Ein nicht stigmatisiertes Grundeinkommen könnte auch ärmeren Bürgern die Möglichkeit geben, Risken einzugehen – etwa einen sicheren, aber schlecht bezahlten Job aufzugeben, um sich zugunsten eines anderen Berufs weiterzubilden oder mit einer Geschäftsidee selbstständig zu werden. So könnten sich die Arbeitskräfte besser auf dem Arbeitsmarkt verteilen und die Innovationskraft würde gestärkt, lautet ein Argument.

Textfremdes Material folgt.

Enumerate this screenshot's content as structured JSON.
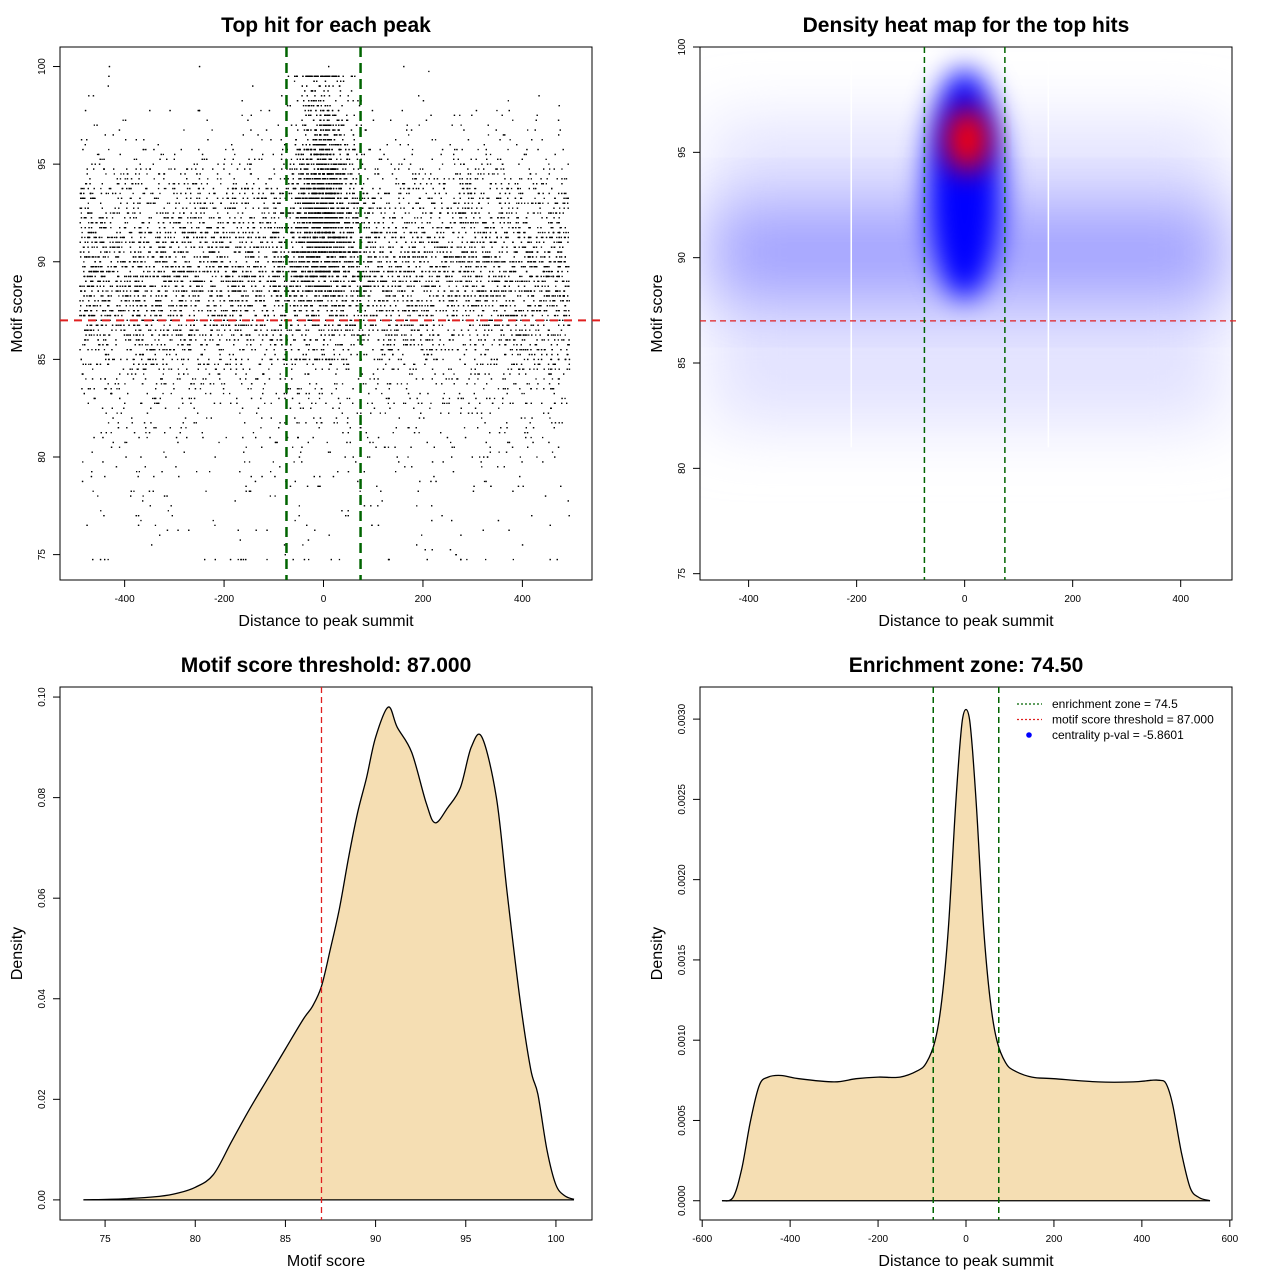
{
  "chart_data": [
    {
      "type": "scatter",
      "title": "Top hit for each peak",
      "xlabel": "Distance to peak summit",
      "ylabel": "Motif score",
      "xlim": [
        -530,
        540
      ],
      "ylim": [
        73.7,
        101.0
      ],
      "xticks": [
        -400,
        -200,
        0,
        200,
        400
      ],
      "yticks": [
        75,
        80,
        85,
        90,
        95,
        100
      ],
      "point_distribution": {
        "x_range": [
          -490,
          495
        ],
        "center_band": [
          -74.5,
          74.5
        ],
        "score_range": [
          74.7,
          100.0
        ],
        "peak_score_flanks": 90,
        "peak_score_center": 95.5
      },
      "annotations": {
        "score_threshold": 87.0,
        "threshold_color": "#e02020",
        "enrichment_zone": [
          -74.5,
          74.5
        ],
        "zone_color": "#006400"
      }
    },
    {
      "type": "heatmap",
      "title": "Density heat map for the top hits",
      "xlabel": "Distance to peak summit",
      "ylabel": "Motif score",
      "xlim": [
        -490,
        495
      ],
      "ylim": [
        74.7,
        100.0
      ],
      "xticks": [
        -400,
        -200,
        0,
        200,
        400
      ],
      "yticks": [
        75,
        80,
        85,
        90,
        95,
        100
      ],
      "color_scale": [
        "#ffffff",
        "#8c8cff",
        "#0000ff",
        "#ff0000"
      ],
      "density_peaks": [
        {
          "x": 5,
          "y": 95.6,
          "level": "max",
          "color": "#ff0000"
        },
        {
          "x": 0,
          "y": 92.0,
          "level": "high",
          "color": "#0000ff"
        },
        {
          "x": -400,
          "y": 90.0,
          "level": "medium",
          "color": "#8c8cff"
        },
        {
          "x": 400,
          "y": 90.0,
          "level": "medium",
          "color": "#8c8cff"
        }
      ],
      "annotations": {
        "score_threshold": 87.0,
        "threshold_color": "#e02020",
        "enrichment_zone": [
          -74.5,
          74.5
        ],
        "zone_color": "#006400"
      }
    },
    {
      "type": "area",
      "title": "Motif score threshold: 87.000",
      "xlabel": "Motif score",
      "ylabel": "Density",
      "xlim": [
        72.5,
        102.0
      ],
      "ylim": [
        -0.004,
        0.102
      ],
      "xticks": [
        75,
        80,
        85,
        90,
        95,
        100
      ],
      "yticks": [
        0.0,
        0.02,
        0.04,
        0.06,
        0.08,
        0.1
      ],
      "ytick_labels": [
        "0.00",
        "0.02",
        "0.04",
        "0.06",
        "0.08",
        "0.10"
      ],
      "fill_color": "#f5deb3",
      "line_color": "#000000",
      "x": [
        73.8,
        76,
        78,
        79,
        80,
        81,
        82,
        83,
        84,
        85,
        86,
        86.5,
        87,
        87.5,
        88,
        88.5,
        89,
        89.5,
        90,
        90.7,
        91.2,
        92,
        92.8,
        93.3,
        94,
        94.7,
        95.3,
        95.9,
        96.7,
        97.3,
        98,
        98.6,
        99,
        99.5,
        100,
        100.5,
        101
      ],
      "y": [
        0.0,
        0.0002,
        0.0007,
        0.0013,
        0.0025,
        0.005,
        0.0115,
        0.018,
        0.024,
        0.03,
        0.036,
        0.0385,
        0.0425,
        0.05,
        0.058,
        0.068,
        0.077,
        0.084,
        0.092,
        0.098,
        0.094,
        0.089,
        0.079,
        0.075,
        0.078,
        0.082,
        0.09,
        0.092,
        0.08,
        0.061,
        0.04,
        0.026,
        0.021,
        0.01,
        0.003,
        0.0008,
        0.0001
      ],
      "annotations": {
        "vline": 87.0,
        "vline_color": "#e02020"
      }
    },
    {
      "type": "area",
      "title": "Enrichment zone: 74.50",
      "xlabel": "Distance to peak summit",
      "ylabel": "Density",
      "xlim": [
        -605,
        605
      ],
      "ylim": [
        -0.00012,
        0.0032
      ],
      "xticks": [
        -600,
        -400,
        -200,
        0,
        200,
        400,
        600
      ],
      "yticks": [
        0.0,
        0.0005,
        0.001,
        0.0015,
        0.002,
        0.0025,
        0.003
      ],
      "ytick_labels": [
        "0.0000",
        "0.0005",
        "0.0010",
        "0.0015",
        "0.0020",
        "0.0025",
        "0.0030"
      ],
      "fill_color": "#f5deb3",
      "line_color": "#000000",
      "x": [
        -555,
        -530,
        -510,
        -490,
        -470,
        -450,
        -420,
        -380,
        -300,
        -250,
        -200,
        -150,
        -110,
        -90,
        -70,
        -55,
        -40,
        -25,
        -15,
        -8,
        0,
        8,
        15,
        25,
        40,
        55,
        70,
        90,
        110,
        150,
        200,
        300,
        380,
        420,
        440,
        455,
        470,
        490,
        510,
        530,
        555
      ],
      "y": [
        0.0,
        2e-05,
        0.0002,
        0.0005,
        0.00072,
        0.00077,
        0.00078,
        0.00076,
        0.00074,
        0.00076,
        0.00077,
        0.00077,
        0.00081,
        0.00086,
        0.001,
        0.00125,
        0.0017,
        0.0024,
        0.0028,
        0.003,
        0.00306,
        0.003,
        0.0028,
        0.0024,
        0.0017,
        0.00125,
        0.001,
        0.00086,
        0.00081,
        0.00077,
        0.00076,
        0.00074,
        0.00074,
        0.00075,
        0.00075,
        0.00073,
        0.0006,
        0.0003,
        8e-05,
        2e-05,
        0.0
      ],
      "annotations": {
        "vlines": [
          -74.5,
          74.5
        ],
        "vline_color": "#006400"
      },
      "legend": {
        "position": "top-right",
        "entries": [
          {
            "label": "enrichment zone = 74.5",
            "color": "#006400",
            "style": "dotted-line"
          },
          {
            "label": "motif score threshold = 87.000",
            "color": "#e02020",
            "style": "dotted-line"
          },
          {
            "label": "centrality p-val = -5.8601",
            "color": "#0000ff",
            "style": "point"
          }
        ]
      }
    }
  ]
}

Mehrheit der Finnen ist dafür
Zudem ist in Finnland die Links-rechts-Schere weniger ausgeprägt als andernorts. Es gehe vor allem darum, wissenschaftlich genaue Erkenntnisse über die Auswirkungen des Mitbürgergehaltes zu ermitteln, heißt es denn auch nüchtern aus Helsinki. Sollte das Experiment gelingen, wird Helsinki eine Ausweitung erwägen. Laut Umfrage wollen auch 70 Prozent der Finnen die Einführung eines Grundeinkommens für alle Bürger.
Sipiläs rechtsliberale Zentrumspartei hat seit Jahrzehnten die Einführung eines Grundeinkommens im Programm. Die Volksrentenanstalt Kela hatte der Regierung 2016 mehrere Szenarien angeboten. Eigentlich hatten die Kela-Experten gehofft, eine größere Gruppe mit einem deutlich höheren Grundeinkommen testen zu können. „Zum einen wollen wir in einem Ort mit mindestens 10.000 Einwohnern das Mitbürgereinkommen einführen. Zum anderen wollen wir aus der rund 5,5 Millionen Einwohner zählenden Bevölkerung Finnlands 10.000 Personen im arbeitsfähigen Alter zufällig auswählen und mit einer Kontrollgruppe vergleichen, die kein Grundeinkommen erhält“, sagte der mit der Ausgestaltung des Experiments beauftragte Forschungschef der Volksrentenanstalt, Olli Kangas.
Ein Grundprinzip des bedingungslosen Mitbürgerlohns wird nun in der abgespeckten Form weggelassen. Denn eigentlich sollten ihn auch jene erhalten, die nicht arbeitslos sind. Doch das wäre deutlich teurer geworden. Dennoch dürfte das Testergebnis interessant werden. Denn tatsächlich gibt es bislang zwar viel ideologisches Wunschdenken, aber kaum wissenschaftlich gesicherte Erkenntnisse darüber, wie sich Individuen im Arbeitsmarkt verhalten, wenn ihnen ein bedingungsloses Einkommen ausgezahlt wird.